Many years ago, when my sister died, friends gave me a copy of Terry Tempest Williams' book "Refuge," which is about the death of her mother, the damage we do to the natural world, the acceptance of change and the importance of nature. It is one of more than a dozen books Williams has written, all of which share themes of the natural world.

Williams will be at Magers & Quinn in Minneapolis this week to discuss "The Hour of Land," her new book about our national parks, and I was fortunate enough to chat with her in late June. She was in China at the time, so our conversation took place by e-mail and her answers here are slightly edited for length.

Q: What are you doing in China? And where are you right now?

A: We are on a train traveling back to Beijing from Luoyang, where we visited the Longmen Caves with immense Buddhas carved out of stone on a hillside along the banks of the Li River. Many of the Buddhas were destroyed during the Cultural Revolution and yet, faceless and broken, still the Buddhas sit.

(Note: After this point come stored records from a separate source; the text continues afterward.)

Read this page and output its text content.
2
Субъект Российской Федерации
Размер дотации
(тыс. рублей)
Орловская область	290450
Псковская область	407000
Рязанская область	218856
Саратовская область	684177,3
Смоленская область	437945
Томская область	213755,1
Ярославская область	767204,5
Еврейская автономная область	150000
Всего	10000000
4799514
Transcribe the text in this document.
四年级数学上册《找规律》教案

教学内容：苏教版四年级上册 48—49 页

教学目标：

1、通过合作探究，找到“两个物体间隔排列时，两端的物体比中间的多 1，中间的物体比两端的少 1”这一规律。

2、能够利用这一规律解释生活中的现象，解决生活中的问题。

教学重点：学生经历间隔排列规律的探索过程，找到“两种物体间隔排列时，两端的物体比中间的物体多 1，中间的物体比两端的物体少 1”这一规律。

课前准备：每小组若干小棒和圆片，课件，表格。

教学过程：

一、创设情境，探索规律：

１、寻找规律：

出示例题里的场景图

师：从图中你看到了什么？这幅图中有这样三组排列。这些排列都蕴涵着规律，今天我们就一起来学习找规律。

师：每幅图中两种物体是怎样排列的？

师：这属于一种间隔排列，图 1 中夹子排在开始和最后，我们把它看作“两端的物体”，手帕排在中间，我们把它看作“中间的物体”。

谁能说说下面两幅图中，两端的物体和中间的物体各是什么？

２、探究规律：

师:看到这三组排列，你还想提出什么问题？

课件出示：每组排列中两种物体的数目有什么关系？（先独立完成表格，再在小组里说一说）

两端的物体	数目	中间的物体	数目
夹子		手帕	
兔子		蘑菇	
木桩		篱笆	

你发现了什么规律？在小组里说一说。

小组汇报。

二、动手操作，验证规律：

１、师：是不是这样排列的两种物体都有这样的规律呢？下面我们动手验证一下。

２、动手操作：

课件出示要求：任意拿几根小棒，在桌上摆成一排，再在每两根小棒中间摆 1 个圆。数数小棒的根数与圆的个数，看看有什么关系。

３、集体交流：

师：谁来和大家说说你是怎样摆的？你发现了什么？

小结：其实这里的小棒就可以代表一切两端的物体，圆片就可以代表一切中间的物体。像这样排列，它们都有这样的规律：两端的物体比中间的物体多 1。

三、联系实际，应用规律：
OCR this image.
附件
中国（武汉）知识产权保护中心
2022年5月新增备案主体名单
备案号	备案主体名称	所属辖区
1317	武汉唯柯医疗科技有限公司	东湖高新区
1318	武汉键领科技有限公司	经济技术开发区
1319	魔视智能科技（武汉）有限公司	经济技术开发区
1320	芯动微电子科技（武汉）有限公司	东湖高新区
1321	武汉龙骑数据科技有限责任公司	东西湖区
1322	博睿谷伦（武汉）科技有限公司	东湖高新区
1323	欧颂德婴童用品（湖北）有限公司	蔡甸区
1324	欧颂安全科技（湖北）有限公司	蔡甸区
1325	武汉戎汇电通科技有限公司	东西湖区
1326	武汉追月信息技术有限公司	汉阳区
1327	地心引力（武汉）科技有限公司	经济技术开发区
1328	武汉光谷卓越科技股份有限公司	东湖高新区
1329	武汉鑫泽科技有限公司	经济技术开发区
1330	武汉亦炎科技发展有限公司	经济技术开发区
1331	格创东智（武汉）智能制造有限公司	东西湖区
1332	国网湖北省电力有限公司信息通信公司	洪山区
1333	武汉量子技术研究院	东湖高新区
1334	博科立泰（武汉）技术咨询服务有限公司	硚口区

Outside my window, I see farmers wearing Chinese straw hats bent over in the fields, many electrical towers and very poor air quality. We are in China as guests of several Chinese universities in Shanghai and Beijing to lecture and conduct workshops on ecocriticism and environmental writing.

Q: How did you choose the parks you wrote about in "The Hour of Land"?

A: I selected those I knew well (Grand Teton, Canyonlands); those I dreamed of seeing for the first time (Big Bend, Gates of the Arctic); those with difficult histories (Gettysburg, Alcatraz); and those I had never heard of like Effigy Mounds National Monument in Iowa. I imagined them as guests at a dinner party in conversation with one another: Cesar Chavez National Monument speaking to Glacier National Park where the Blackfoot Nation would have something to say to the United Farm Workers.

Q: You are known for unusual structures with your books. How did you decide on the structure for this one, which is not straight narrative but includes poetry, stories and letters?

A: The structure was inspired by Jorie Graham's poem entitled "WE," first published in the London Review of Books. Each chapter, each national park, is in response to a line from that poem.

Q: One of the parks you write about is Theodore Roosevelt National Park. You write about the damage that fracking and the oil rush have done, but then you quote your father, who has a different view. Why did you include his voice?

A: I included my father because he has always included me in his shared love of the land. Although our politics could not be more different, our love of wild nature binds us together.

My father, John Tempest, has laid pipe in eight western states. He would tell you he is "proud of the scars he has left on the western landscape" so people can heat their homes and have water to drink from their taps. He had never been to Theodore Roosevelt National Park. He was curious about the Bakken oil boom nearby. We visited both. The juxtaposition between the two landscapes in North Dakota — one wild, protected, and the other a boom town that was leaving the land and its workers shattered — touched him deeply. His point of view deserves to be heard if we are to understand the soul of America at this moment in time.

Q: Talk to me about the connections between grief, healing and the land.

A: We are earth.

We are fire.

We are water.

We are air.

Our relationship to this beautiful blue planet is fundamental. Finding beauty in a broken world is creating beauty in the world we find. Body. Earth. No separation.

When I read your question about grief, healing and the land — the word that comes to mind is perspective. Standing on the edge of the Grand Canyon, whatever grief we are carrying, whatever stress we are holding, whatever is plaguing humanity is absorbed into this magnificent eroding chasm shaped by wind, water and time.

My perspective returns.

My breath deepens.

And I can feel the larger circles and cycles of life and my heart is calmed.

There is a profound patience in stones, a willingness to not only endure change but to trust it — we hold a small testament to geologic time in the palm of one's hand.

Humbled as a human. Perspective.

This morning my friend Li Hua said this: To be brave with weapons is easy. But to be brave when an injustice is done to you or when sorrow fills your heart and you do not choose the path of anger but remain calm — this is true bravery.

The natural world makes us brave. Our hearts remain tender and we can keep our eyes steady, wide open.

Grief dares us to love once more.

The land absorbs our pain. Hands on the Earth, we remember where the source of our power lies.

This is where my joy and my healing are rooted —

I can choose to not avert my gaze.

And for a moment, my soul is still.

Terry Tempest Williams will discuss "The Hour of Land" at 7 p.m. July 6 at Magers & Quinn, 3038 Hennepin Av. S., Mpls.